ParTypes is a toolchain for validating and synthesising message-based programs for Message Passing Interface (MPI) programs.

The general aim is to enforce program compliance with dependent-type based protocol specifications, enforcing properties such as protocol fidelity and the absence of deadlocks. The toolchain is composed of an Eclipse plug-in, an annotated MPI library, a C annotator, and makes use of the Verifying C Compiler (VCC), the Z3 SMT solver, and the Why3 platform.

A key result is that verification of C+MPI programs is immune to the state-explosion problem, and verification times are independent of input parameters such as the number of processes, contrasting with established methodologies for MPI program verification, e.g., employing model checking and/or symbol execution.

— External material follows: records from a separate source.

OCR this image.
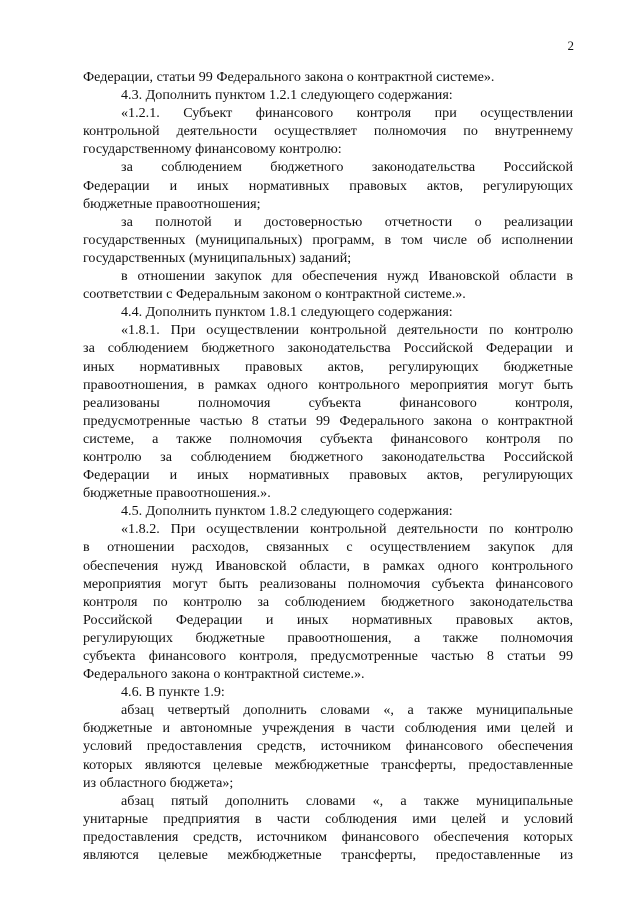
2
Федерации, статьи 99 Федерального закона о контрактной системе».
4.3. Дополнить пунктом 1.2.1 следующего содержания:
«1.2.1. Субъект финансового контроля при осуществлении
контрольной деятельности осуществляет полномочия по внутреннему
государственному финансовому контролю:
за соблюдением бюджетного законодательства Российской
Федерации и иных нормативных правовых актов, регулирующих
бюджетные правоотношения;
за полнотой и достоверностью отчетности о реализации
государственных (муниципальных) программ, в том числе об исполнении
государственных (муниципальных) заданий;
в отношении закупок для обеспечения нужд Ивановской области в
соответствии с Федеральным законом о контрактной системе.».
4.4. Дополнить пунктом 1.8.1 следующего содержания:
«1.8.1. При осуществлении контрольной деятельности по контролю
за соблюдением бюджетного законодательства Российской Федерации и
иных нормативных правовых актов, регулирующих бюджетные
правоотношения, в рамках одного контрольного мероприятия могут быть
реализованы полномочия субъекта финансового контроля,
предусмотренные частью 8 статьи 99 Федерального закона о контрактной
системе, а также полномочия субъекта финансового контроля по
контролю за соблюдением бюджетного законодательства Российской
Федерации и иных нормативных правовых актов, регулирующих
бюджетные правоотношения.».
4.5. Дополнить пунктом 1.8.2 следующего содержания:
«1.8.2. При осуществлении контрольной деятельности по контролю
в отношении расходов, связанных с осуществлением закупок для
обеспечения нужд Ивановской области, в рамках одного контрольного
мероприятия могут быть реализованы полномочия субъекта финансового
контроля по контролю за соблюдением бюджетного законодательства
Российской Федерации и иных нормативных правовых актов,
регулирующих бюджетные правоотношения, а также полномочия
субъекта финансового контроля, предусмотренные частью 8 статьи 99
Федерального закона о контрактной системе.».
4.6. В пункте 1.9:
абзац четвертый дополнить словами «, а также муниципальные
бюджетные и автономные учреждения в части соблюдения ими целей и
условий предоставления средств, источником финансового обеспечения
которых являются целевые межбюджетные трансферты, предоставленные
из областного бюджета»;
абзац пятый дополнить словами «, а также муниципальные
унитарные предприятия в части соблюдения ими целей и условий
предоставления средств, источником финансового обеспечения которых
являются целевые межбюджетные трансферты, предоставленные из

The Eclipse plug-in allows for the writing of protocol specifications, verifies that protocols are well formed (with the help of Z3 for checking dependent type restrictions), and generates protocol representations in VCC and WhyML formats for program verification. The plugin also synthesises C+MPI code programs that are correct-by-construction, also annotated with VCC logic that work as a proof of their correctness.

PESTT

PESTT (PESTT an Educational Testing Tool) is an Eclipse plug-in for learning and designing unit tests for the Java language. Currently, PESTT supports unit tests based on the control and data flow graphs (CFG) of methods. It generates the CFG based on the source code of the method, allows for bidirectional linking between the source code and the generated CFG, generates test requirements, determines test paths, and computes the coverage level statistics. It provides full integration with JUnit and reconstructs run paths of each test method, computing statistics either for each test method or for the complete test set. PESTT distinguishes from other coverage analysis testing tools because it is not just a node and branch coverage analyzer. Among other things, it supports many other “more powerful” coverage criteria, like prime path coverage or all def-use paths coverage, and assists the test engineer in the various tasks of the testing activity.

ProPi

ProPi is a tool to statically verify whether message passing programs are free from deadlocks. The tool takes as input a system specified in the pi-calculus, together with typing annotations that describe the communications in the channels, as well as event annotations so as to capture the overall ordering of the communications. The tool produces as result either a positive answer (the system type checks), in which case the properties of protocol fidelity (system communications follow the typing prescription) and progress (deadlock absence) hold. Otherwise, the system exhibits error information so as to allow to identify what is the problem in the system specification. The tool includes an Eclipse plugin and a standalone command line interface.

SePi

SePi is a concurrent, message-passing programming language based on
the pi-calculus. The language features synchronous, bi-directional
channel-based communication.

Programs use primitives to send and receive messages as well as offer
and select choices. Channel interactions are statically verified against
session types describing the kind and order of messages exchanged, as
well as the number of processes that may share a channel.

In order to facilitate a more precise control of program properties,
SePi includes assume and assert primitives at the process level and
refinements at the type level. Refinements are treated linearly,
allowing a finer, resource-oriented use of predicates: each assumption
made supports exactly one an assertion.